Yep, as the title suggests, the future of newspapers can be summed up into one or two little blog posts. Kidding, but here are some more thoughts on the subject. (The first post on this topic can be found here.)
Digital media is here.
It is neither as drastic as some predicted nor as mild as others would have had us believe. But, it’s here. I’ll always have a special place in my heart for the thin, smudgy pages of a newspaper. But, to be honest, if it were in my kitchen drawer, it’d be a single-function item. I’m glad it’s there when I need it, but if something else could do its job and take up less space… well, that’d be something to think about.
On the one hand, a newspaper subscription is, generally, cheaper than my Internet bill. But, on the other hand, the Internet is a multi-function item– and on top of that, it gives me access to countless news stories. I know the big deal is the ad sales, but, the ad sales are a big deal only because of us– the consumers buying the newspapers. And, in my household budget, the Internet bill is an assumed expense. The newspaper expense is negotiable.
(On a sidenote: We receive a free community newspaper that I absolutely love! I’ll admit that, because it’s free, I hold it to a less rigorous standard. There might be posts on the place of the small-scale community newspaper yet to come.)

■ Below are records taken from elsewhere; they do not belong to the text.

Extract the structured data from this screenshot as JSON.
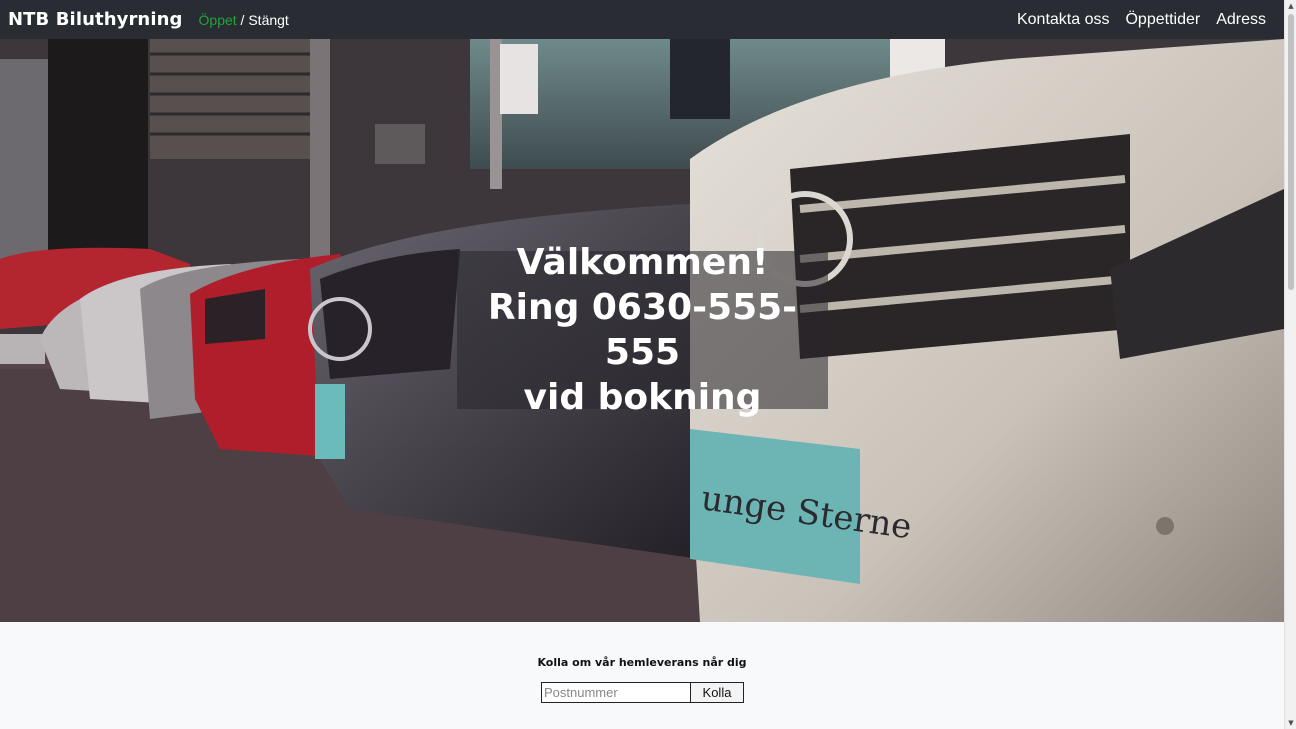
{
  "navbar": {
    "brand": "NTB Biluthyrning",
    "status_open": "Öppet",
    "status_separator": " / ",
    "status_closed": "Stängt",
    "links": [
      "Kontakta oss",
      "Öppettider",
      "Adress"
    ]
  },
  "hero": {
    "line1": "Välkommen!",
    "line2": "Ring 0630-555-555",
    "line3": "vid bokning"
  },
  "delivery": {
    "title": "Kolla om vår hemleverans når dig",
    "input_placeholder": "Postnummer",
    "button_label": "Kolla"
  },
  "scrollbar": {
    "up_icon": "▲",
    "down_icon": "▼"
  },
  "colors": {
    "navbar_bg": "#292d33",
    "status_open": "#22a33a",
    "page_bg": "#f8f9fa"
  }
}
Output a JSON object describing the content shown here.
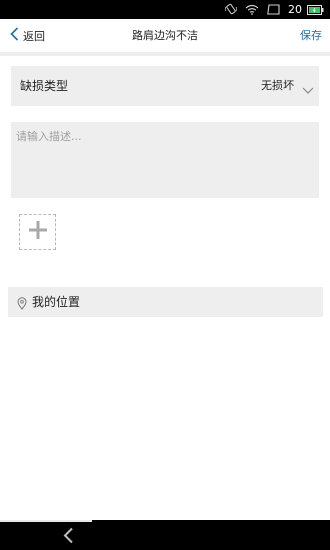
{
  "status_bar": {
    "time": "20",
    "icons": [
      "vibrate-icon",
      "wifi-icon",
      "recents-icon",
      "battery-icon"
    ]
  },
  "nav": {
    "back_label": "返回",
    "title": "路肩边沟不洁",
    "save_label": "保存"
  },
  "form": {
    "damage_type": {
      "label": "缺损类型",
      "value": "无损坏"
    },
    "description": {
      "placeholder": "请输入描述...",
      "value": ""
    },
    "add_photo_icon": "plus-icon",
    "location": {
      "label": "我的位置",
      "icon": "location-pin-icon"
    }
  },
  "colors": {
    "accent": "#1f6fae",
    "field_background": "#eeeeee",
    "status_bar": "#000000",
    "battery": "#3cc46a"
  }
}
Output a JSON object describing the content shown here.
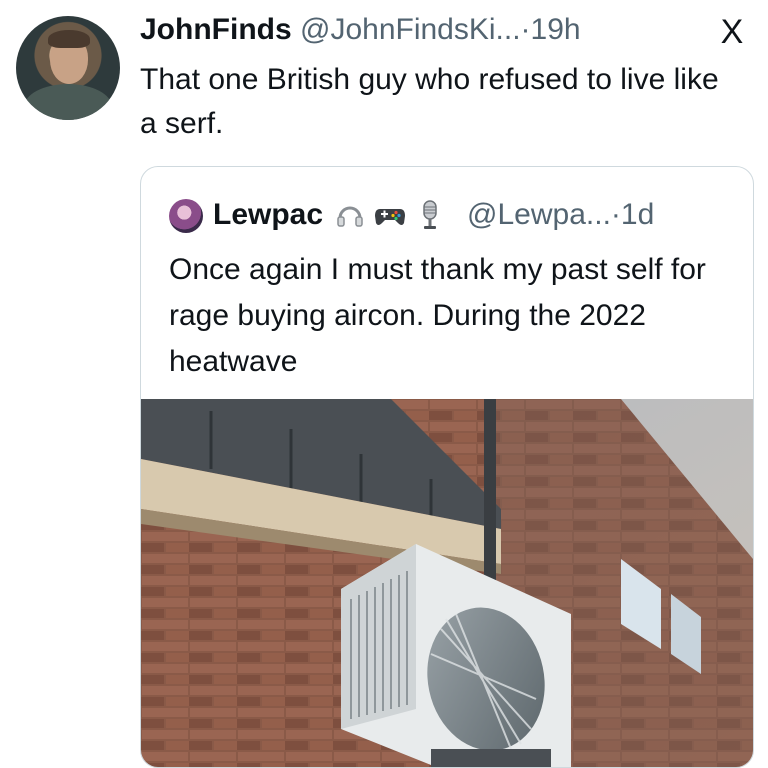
{
  "post": {
    "author_name": "JohnFinds",
    "handle": "@JohnFindsKi...",
    "separator": "·",
    "time": "19h",
    "text": "That one British guy who refused to live like a serf."
  },
  "close_icon": "X",
  "quoted": {
    "author_name": "Lewpac",
    "badges": [
      "headphones-icon",
      "gamepad-icon",
      "microphone-icon"
    ],
    "handle": "@Lewpa...",
    "separator": "·",
    "time": "1d",
    "text": "Once again I must thank my past self for rage buying aircon. During the 2022 heatwave",
    "image": "outdoor air-conditioning unit mounted on a brick wall"
  },
  "colors": {
    "text": "#0f1419",
    "muted": "#536471",
    "border": "#cfd9de"
  }
}
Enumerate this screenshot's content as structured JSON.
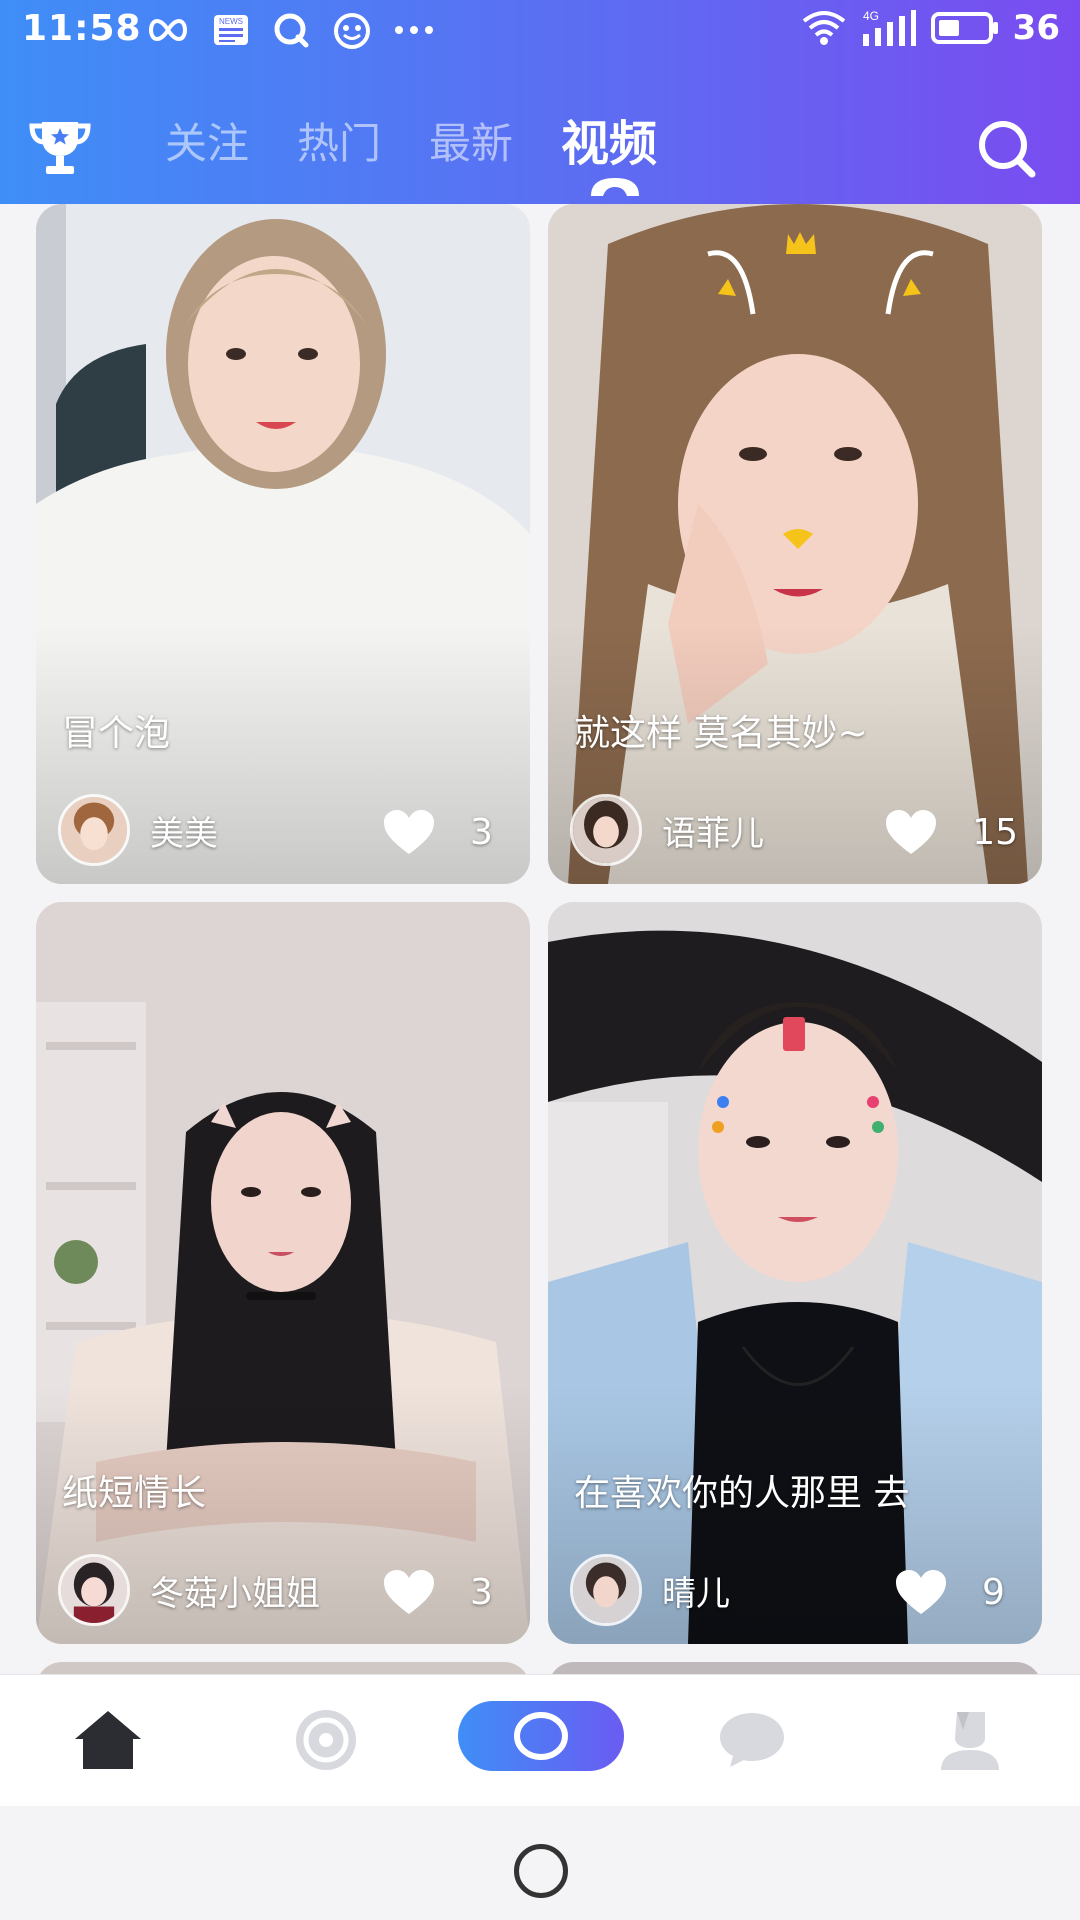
{
  "status_bar": {
    "time": "11:58",
    "battery": "36",
    "news_label": "NEWS",
    "network_label": "4G",
    "icons_left": [
      "loop-icon",
      "news-icon",
      "chat-bubble-q-icon",
      "emoji-icon",
      "more-dots-icon"
    ],
    "icons_right": [
      "wifi-icon",
      "signal-icon",
      "battery-icon"
    ]
  },
  "header": {
    "tabs": [
      {
        "label": "关注",
        "active": false
      },
      {
        "label": "热门",
        "active": false
      },
      {
        "label": "最新",
        "active": false
      },
      {
        "label": "视频",
        "active": true
      }
    ],
    "left_icon": "trophy-icon",
    "right_icon": "search-icon"
  },
  "feed": {
    "cards": [
      {
        "title": "冒个泡",
        "username": "美美",
        "likes": "3"
      },
      {
        "title": "就这样 莫名其妙~",
        "username": "语菲儿",
        "likes": "15"
      },
      {
        "title": "纸短情长",
        "username": "冬菇小姐姐",
        "likes": "3"
      },
      {
        "title": "在喜欢你的人那里 去",
        "username": "晴儿",
        "likes": "9"
      }
    ]
  },
  "bottom_nav": {
    "items": [
      "home-icon",
      "discover-icon",
      "live-icon",
      "message-icon",
      "profile-icon"
    ],
    "active": "home-icon"
  },
  "colors": {
    "header_start": "#3f8ef7",
    "header_end": "#7a4cf0",
    "nav_active": "#2b2d33",
    "nav_inactive": "#c8c9cf"
  }
}
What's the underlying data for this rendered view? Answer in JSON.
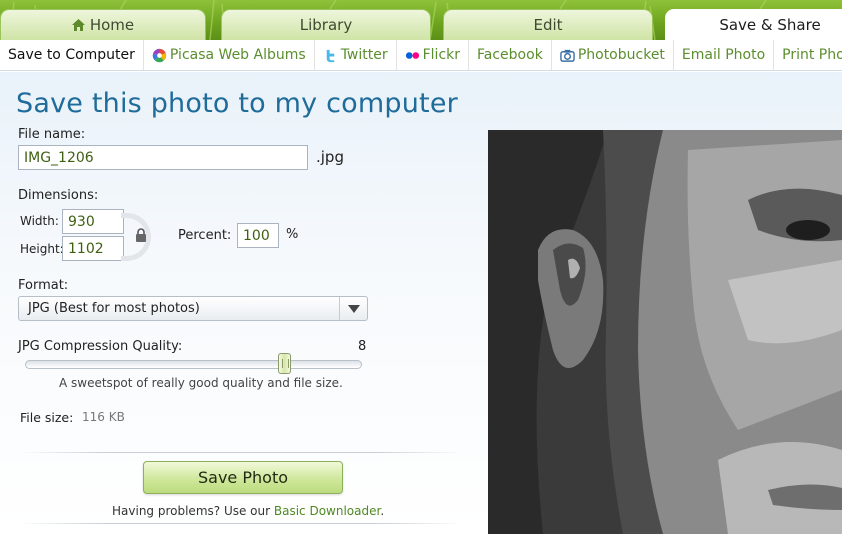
{
  "main_tabs": [
    {
      "label": "Home",
      "icon": "home-icon",
      "active": false
    },
    {
      "label": "Library",
      "active": false
    },
    {
      "label": "Edit",
      "active": false
    },
    {
      "label": "Save & Share",
      "active": true
    }
  ],
  "sub_nav": [
    {
      "label": "Save to Computer",
      "active": true
    },
    {
      "label": "Picasa Web Albums",
      "icon": "picasa-icon"
    },
    {
      "label": "Twitter",
      "icon": "twitter-icon"
    },
    {
      "label": "Flickr",
      "icon": "flickr-icon"
    },
    {
      "label": "Facebook"
    },
    {
      "label": "Photobucket",
      "icon": "photobucket-icon"
    },
    {
      "label": "Email Photo"
    },
    {
      "label": "Print Pho"
    }
  ],
  "page": {
    "title": "Save this photo to my computer"
  },
  "file_name": {
    "label": "File name:",
    "value": "IMG_1206",
    "extension": ".jpg"
  },
  "dimensions": {
    "label": "Dimensions:",
    "width_label": "Width:",
    "width_value": "930",
    "height_label": "Height:",
    "height_value": "1102",
    "percent_label": "Percent:",
    "percent_value": "100",
    "percent_unit": "%"
  },
  "format": {
    "label": "Format:",
    "selected": "JPG  (Best for most photos)"
  },
  "quality": {
    "label": "JPG Compression Quality:",
    "value": "8",
    "slider_fraction": 0.77,
    "hint": "A sweetspot of really good quality and file size."
  },
  "file_size": {
    "label": "File size:",
    "value": "116 KB"
  },
  "actions": {
    "save_label": "Save Photo",
    "problems_text": "Having problems? Use our ",
    "downloader_link": "Basic Downloader",
    "problems_end": "."
  },
  "colors": {
    "accent_green": "#5b8e2e",
    "title_blue": "#1f6b99",
    "top_bar": "#6fa51f"
  }
}
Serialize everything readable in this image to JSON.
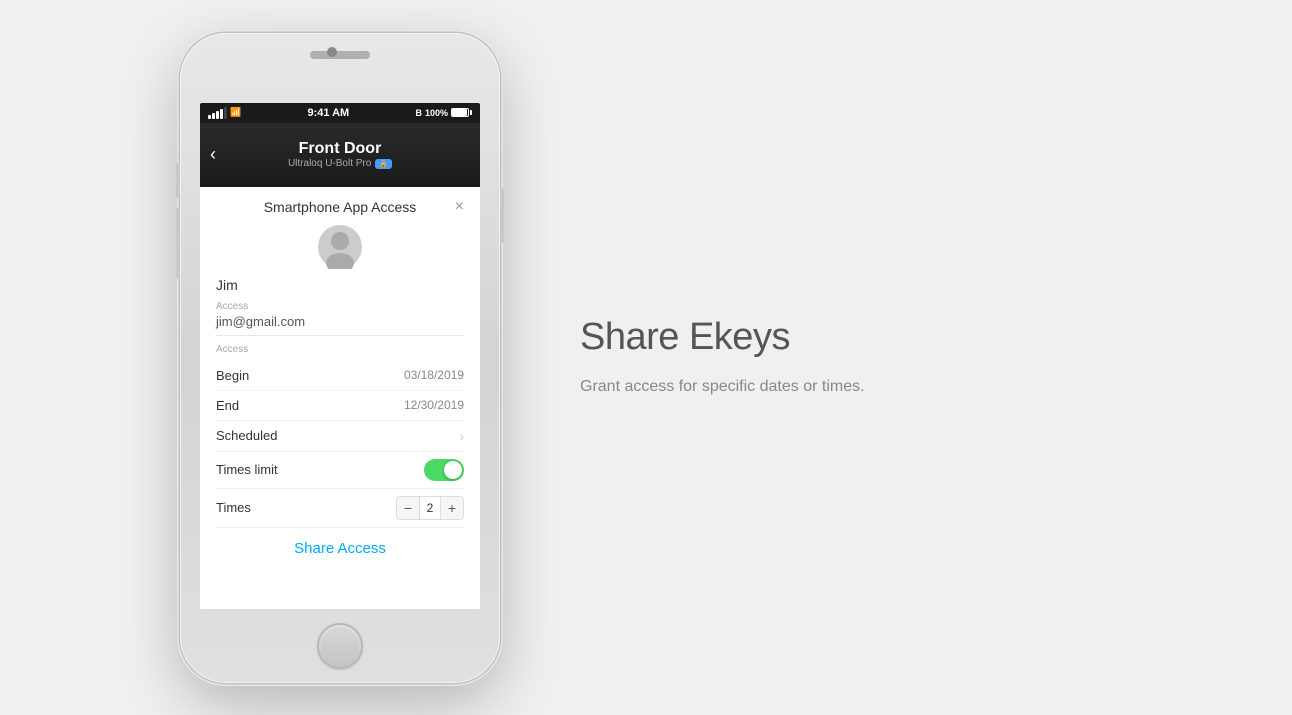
{
  "page": {
    "background": "#f0f0f0"
  },
  "phone": {
    "status_bar": {
      "time": "9:41 AM",
      "battery_text": "100%",
      "bluetooth_icon": "bluetooth"
    },
    "app_header": {
      "back_label": "‹",
      "title": "Front Door",
      "subtitle": "Ultraloq U-Bolt Pro",
      "lock_badge": "🔒"
    },
    "modal": {
      "title": "Smartphone App Access",
      "close_icon": "×",
      "user_name": "Jim",
      "access_label1": "Access",
      "access_email": "jim@gmail.com",
      "access_label2": "Access",
      "begin_label": "Begin",
      "begin_value": "03/18/2019",
      "end_label": "End",
      "end_value": "12/30/2019",
      "scheduled_label": "Scheduled",
      "times_limit_label": "Times limit",
      "times_label": "Times",
      "times_value": "2",
      "share_button": "Share Access"
    }
  },
  "right_panel": {
    "title": "Share Ekeys",
    "description": "Grant access for specific dates or times."
  }
}
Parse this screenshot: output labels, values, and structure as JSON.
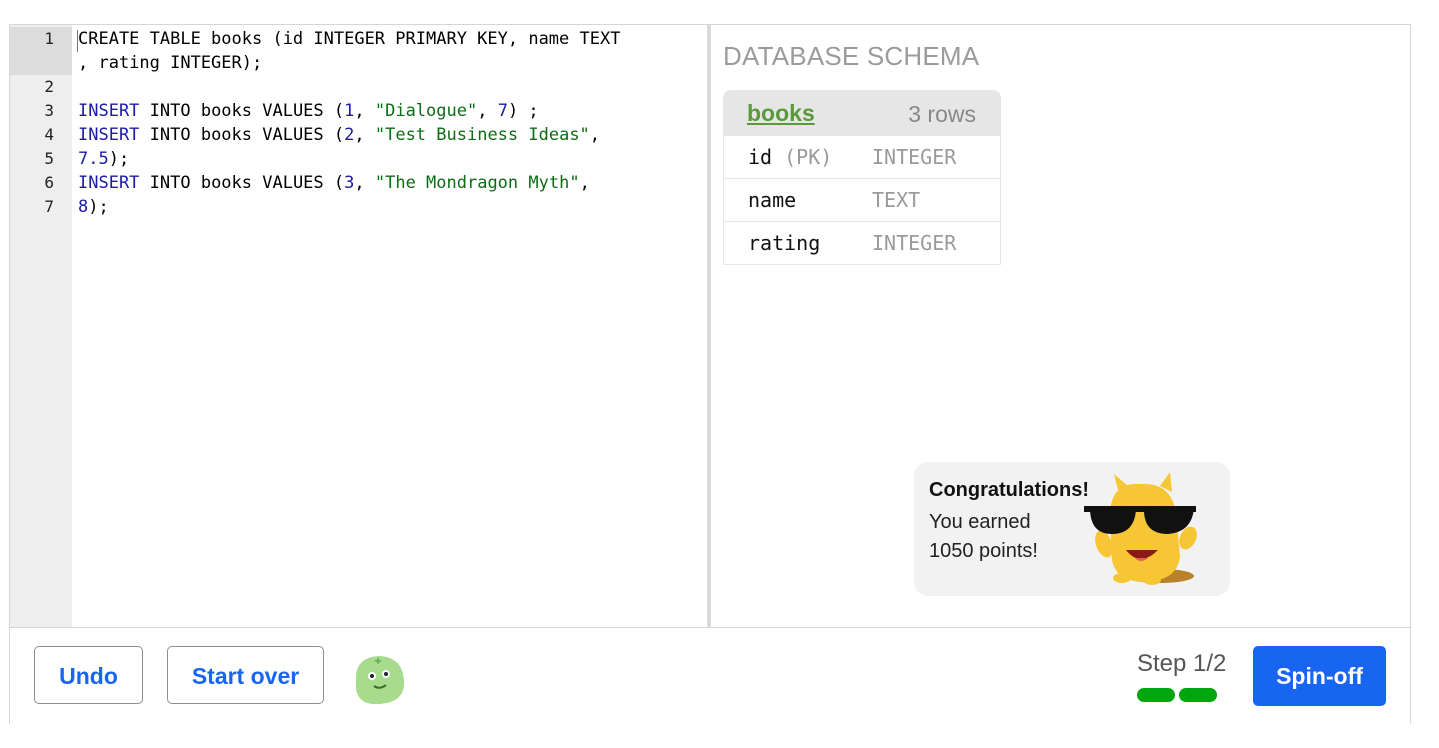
{
  "editor": {
    "line_numbers": [
      "1",
      "2",
      "3",
      "4",
      "5",
      "6",
      "7"
    ],
    "lines": [
      [
        {
          "t": "CREATE TABLE books (id INTEGER PRIMARY KEY, name TEXT",
          "c": "plain"
        }
      ],
      [
        {
          "t": ", rating INTEGER);",
          "c": "plain"
        }
      ],
      [
        {
          "t": "",
          "c": "plain"
        }
      ],
      [
        {
          "t": "INSERT",
          "c": "kw"
        },
        {
          "t": " INTO books VALUES (",
          "c": "plain"
        },
        {
          "t": "1",
          "c": "num"
        },
        {
          "t": ", ",
          "c": "plain"
        },
        {
          "t": "\"Dialogue\"",
          "c": "str"
        },
        {
          "t": ", ",
          "c": "plain"
        },
        {
          "t": "7",
          "c": "num"
        },
        {
          "t": ") ;",
          "c": "plain"
        }
      ],
      [
        {
          "t": "INSERT",
          "c": "kw"
        },
        {
          "t": " INTO books VALUES (",
          "c": "plain"
        },
        {
          "t": "2",
          "c": "num"
        },
        {
          "t": ", ",
          "c": "plain"
        },
        {
          "t": "\"Test Business Ideas\"",
          "c": "str"
        },
        {
          "t": ",",
          "c": "plain"
        }
      ],
      [
        {
          "t": "7.5",
          "c": "num"
        },
        {
          "t": ");",
          "c": "plain"
        }
      ],
      [
        {
          "t": "INSERT",
          "c": "kw"
        },
        {
          "t": " INTO books VALUES (",
          "c": "plain"
        },
        {
          "t": "3",
          "c": "num"
        },
        {
          "t": ", ",
          "c": "plain"
        },
        {
          "t": "\"The Mondragon Myth\"",
          "c": "str"
        },
        {
          "t": ",",
          "c": "plain"
        }
      ],
      [
        {
          "t": "8",
          "c": "num"
        },
        {
          "t": ");",
          "c": "plain"
        }
      ]
    ]
  },
  "schema": {
    "title": "DATABASE SCHEMA",
    "table": {
      "name": "books",
      "row_count": "3 rows",
      "columns": [
        {
          "name": "id",
          "pk": "(PK)",
          "type": "INTEGER"
        },
        {
          "name": "name",
          "pk": "",
          "type": "TEXT"
        },
        {
          "name": "rating",
          "pk": "",
          "type": "INTEGER"
        }
      ]
    }
  },
  "congrats": {
    "title": "Congratulations!",
    "message": "You earned 1050 points!"
  },
  "footer": {
    "undo_label": "Undo",
    "start_over_label": "Start over",
    "step_label": "Step 1/2",
    "steps_completed": 2,
    "steps_total": 2,
    "spinoff_label": "Spin-off"
  },
  "colors": {
    "accent_blue": "#1865f2",
    "progress_green": "#00a60e",
    "table_name_green": "#5a9a3b",
    "keyword_blue": "#1a1aa6",
    "string_green": "#0b6e13"
  },
  "icons": {
    "mascot": "sunglasses-monster-icon",
    "avatar": "green-blob-avatar-icon"
  }
}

I’m optimistic about the place of print in the Internet, blog-saturated world, and I agree with Carr about the impact of the revision process on a print story. I also tend to ascribe a sense of veracity and endurance to tangible pieces of information (a cookbook vs. a recipe from a website– but, admittedly, both have led me astray, and both have led me right).
Basically, I see it’s place; I see it’s flaws; I like knowing it’s around.